Le mouvement cynique, inscrit dans la société antique, se présente avant tout comme un modèle de contestation. Le cynisme utilise ainsi beaucoup d’images et de modèles, dans le but de toucher toutes philosophie antique, N° 1/2001 : Figures de Socrate PDF classes de la population, sans se focaliser sur les élites intellectuelles. Platon définissait Diogène de Sinope comme un Socrate devenu fou, dont le but est de subvertir tout conformisme, tout modèle moral.


L’école cynique a été vivace durant toute l’Antiquité, de la Grèce jusqu’à Rome. Le sage cynique choisit donc de vivre dans l’abstinence, la frugalité. Il se pare ainsi d’une simple besace et d’un unique manteau pour l’hiver et l’été. Pour les cyniques, le simple fait de survivre dans le dénuement suffit à devenir sage. Il n’y a pas de savoir technique supplémentaire nécessaire. Un homme lui amena un jour son enfant, et le présenta comme très intelligent et d’excellentes mœurs.

Les philosophes de l’école cynique se refuseront toujours aux grands discours, préférant les maximes sibyllines et ironiques, l’efficacité du quotidien, la preuve par le fait et non par la parole. En d’autres termes, la vérité éthique, démontrée par l’expérience et non les vérités théoriques résultant de systèmes complexes. La philosophie cynique a pour but la sagesse, une éthique de vie. Selon Antisthène, aucun discours n’a de valeur, aucune étude ni savoir.

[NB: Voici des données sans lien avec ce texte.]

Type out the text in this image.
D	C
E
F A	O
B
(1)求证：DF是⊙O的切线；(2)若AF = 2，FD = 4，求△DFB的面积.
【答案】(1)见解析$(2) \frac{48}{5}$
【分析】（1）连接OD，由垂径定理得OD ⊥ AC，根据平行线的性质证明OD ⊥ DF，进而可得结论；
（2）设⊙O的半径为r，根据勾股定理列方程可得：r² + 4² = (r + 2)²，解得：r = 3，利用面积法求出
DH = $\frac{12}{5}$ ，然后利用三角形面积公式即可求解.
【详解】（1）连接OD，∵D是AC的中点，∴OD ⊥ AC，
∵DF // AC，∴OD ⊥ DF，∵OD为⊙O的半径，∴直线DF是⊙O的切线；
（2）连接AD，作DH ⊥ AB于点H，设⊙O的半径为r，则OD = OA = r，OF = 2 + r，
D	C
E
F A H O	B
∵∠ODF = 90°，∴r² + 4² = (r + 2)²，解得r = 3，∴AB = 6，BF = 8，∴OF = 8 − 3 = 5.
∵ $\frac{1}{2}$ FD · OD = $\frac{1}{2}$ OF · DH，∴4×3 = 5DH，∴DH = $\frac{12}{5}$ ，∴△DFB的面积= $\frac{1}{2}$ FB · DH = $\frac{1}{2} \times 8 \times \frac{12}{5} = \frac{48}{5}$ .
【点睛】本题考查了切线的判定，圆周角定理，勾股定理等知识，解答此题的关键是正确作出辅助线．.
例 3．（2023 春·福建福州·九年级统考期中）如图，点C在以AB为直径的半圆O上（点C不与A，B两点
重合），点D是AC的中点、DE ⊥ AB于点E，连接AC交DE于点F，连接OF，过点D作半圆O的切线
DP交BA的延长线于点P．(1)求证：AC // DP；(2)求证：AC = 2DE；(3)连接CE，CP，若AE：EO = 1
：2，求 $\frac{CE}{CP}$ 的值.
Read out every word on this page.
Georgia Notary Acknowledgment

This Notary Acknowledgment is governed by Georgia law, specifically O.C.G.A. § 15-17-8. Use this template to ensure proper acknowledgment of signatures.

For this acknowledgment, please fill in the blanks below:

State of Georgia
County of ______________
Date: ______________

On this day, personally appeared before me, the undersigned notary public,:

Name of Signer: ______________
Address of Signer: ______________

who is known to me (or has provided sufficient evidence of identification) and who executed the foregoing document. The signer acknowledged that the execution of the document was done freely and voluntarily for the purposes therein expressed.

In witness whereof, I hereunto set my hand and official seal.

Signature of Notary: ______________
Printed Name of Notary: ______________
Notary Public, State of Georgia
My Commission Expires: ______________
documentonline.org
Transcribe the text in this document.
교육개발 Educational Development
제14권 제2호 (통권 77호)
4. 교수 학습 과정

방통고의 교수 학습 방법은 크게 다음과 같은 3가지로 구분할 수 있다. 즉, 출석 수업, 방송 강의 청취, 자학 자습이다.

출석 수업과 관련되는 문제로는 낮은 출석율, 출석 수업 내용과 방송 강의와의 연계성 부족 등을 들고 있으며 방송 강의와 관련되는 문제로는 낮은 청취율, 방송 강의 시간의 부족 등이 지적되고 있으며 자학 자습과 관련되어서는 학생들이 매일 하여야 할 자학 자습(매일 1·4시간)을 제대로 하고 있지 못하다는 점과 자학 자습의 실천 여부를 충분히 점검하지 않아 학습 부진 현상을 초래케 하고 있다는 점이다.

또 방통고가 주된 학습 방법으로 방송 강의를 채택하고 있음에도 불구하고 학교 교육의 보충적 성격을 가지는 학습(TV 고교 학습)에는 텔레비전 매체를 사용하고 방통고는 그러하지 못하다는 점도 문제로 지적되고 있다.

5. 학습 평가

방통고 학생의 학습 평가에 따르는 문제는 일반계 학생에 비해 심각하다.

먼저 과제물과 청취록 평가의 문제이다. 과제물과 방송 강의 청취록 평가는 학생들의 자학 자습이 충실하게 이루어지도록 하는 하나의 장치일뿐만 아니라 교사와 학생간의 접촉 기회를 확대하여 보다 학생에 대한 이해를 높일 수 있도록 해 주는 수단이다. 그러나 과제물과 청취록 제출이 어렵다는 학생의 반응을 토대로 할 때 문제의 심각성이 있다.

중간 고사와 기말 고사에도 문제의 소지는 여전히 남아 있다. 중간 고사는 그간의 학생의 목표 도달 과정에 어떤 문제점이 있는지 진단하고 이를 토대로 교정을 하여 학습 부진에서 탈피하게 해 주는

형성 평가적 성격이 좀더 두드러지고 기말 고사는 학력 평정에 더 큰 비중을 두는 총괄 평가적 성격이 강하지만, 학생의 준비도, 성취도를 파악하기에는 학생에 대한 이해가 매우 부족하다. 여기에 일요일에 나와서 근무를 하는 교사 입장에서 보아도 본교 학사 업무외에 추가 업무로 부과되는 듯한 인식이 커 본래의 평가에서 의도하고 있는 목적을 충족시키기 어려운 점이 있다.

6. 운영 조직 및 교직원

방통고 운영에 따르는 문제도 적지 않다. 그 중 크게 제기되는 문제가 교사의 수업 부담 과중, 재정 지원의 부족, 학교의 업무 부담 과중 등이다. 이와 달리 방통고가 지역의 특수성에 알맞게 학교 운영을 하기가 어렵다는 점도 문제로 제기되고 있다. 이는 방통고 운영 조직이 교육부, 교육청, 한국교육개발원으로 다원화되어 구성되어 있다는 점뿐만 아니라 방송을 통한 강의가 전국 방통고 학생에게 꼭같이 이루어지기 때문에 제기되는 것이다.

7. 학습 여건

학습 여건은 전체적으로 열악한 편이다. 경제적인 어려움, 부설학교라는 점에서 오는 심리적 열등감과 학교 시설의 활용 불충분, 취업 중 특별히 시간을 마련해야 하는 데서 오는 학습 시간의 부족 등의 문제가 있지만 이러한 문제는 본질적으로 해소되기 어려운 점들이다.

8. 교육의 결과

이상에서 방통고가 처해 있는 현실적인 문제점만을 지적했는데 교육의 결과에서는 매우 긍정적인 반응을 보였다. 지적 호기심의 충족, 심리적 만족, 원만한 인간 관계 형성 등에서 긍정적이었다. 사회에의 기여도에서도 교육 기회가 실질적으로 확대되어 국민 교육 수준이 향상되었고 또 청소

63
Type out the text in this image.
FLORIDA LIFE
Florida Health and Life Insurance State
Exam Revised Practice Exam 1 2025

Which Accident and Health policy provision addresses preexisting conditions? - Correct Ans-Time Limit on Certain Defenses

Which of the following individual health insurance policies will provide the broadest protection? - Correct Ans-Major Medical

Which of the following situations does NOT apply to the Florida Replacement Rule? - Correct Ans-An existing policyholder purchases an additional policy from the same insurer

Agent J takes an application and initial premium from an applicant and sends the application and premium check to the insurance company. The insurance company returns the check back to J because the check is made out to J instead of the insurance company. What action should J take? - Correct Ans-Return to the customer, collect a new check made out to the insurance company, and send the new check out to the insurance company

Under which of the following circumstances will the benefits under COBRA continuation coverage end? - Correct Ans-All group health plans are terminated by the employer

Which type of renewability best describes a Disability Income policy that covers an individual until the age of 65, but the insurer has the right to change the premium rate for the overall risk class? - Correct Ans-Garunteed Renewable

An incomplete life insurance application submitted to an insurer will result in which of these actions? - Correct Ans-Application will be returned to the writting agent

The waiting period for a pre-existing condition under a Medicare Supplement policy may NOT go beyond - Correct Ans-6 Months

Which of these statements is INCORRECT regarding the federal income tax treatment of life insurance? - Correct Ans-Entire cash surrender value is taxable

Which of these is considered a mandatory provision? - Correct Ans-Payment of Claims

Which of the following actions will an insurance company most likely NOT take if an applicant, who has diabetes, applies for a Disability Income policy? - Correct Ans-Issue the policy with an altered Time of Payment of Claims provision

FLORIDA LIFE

Le mode de vie à suivre pour le cynique est celui du chien. Le chien mord, urine sur n’importe qui et copule n’importe où. La société est perçue comme corruptrice et changeante, là où la nature est vertueuse et universelle. Diogène se revendique ainsi cosmopolite, c’est-à-dire citoyen du monde. Cette liste dresse par ordre chronologique puis alphabétique les noms des philosophes cyniques de l’Antiquité  dont l’existence historique est attestée , d’après l’ouvrage de M. Néanmoins tous n’ont pas eu la même importance, certains n’étant connus que parce qu’ils sont cités dans des fragments ou parce qu’ils ont laissé leur nom sur un tombeau.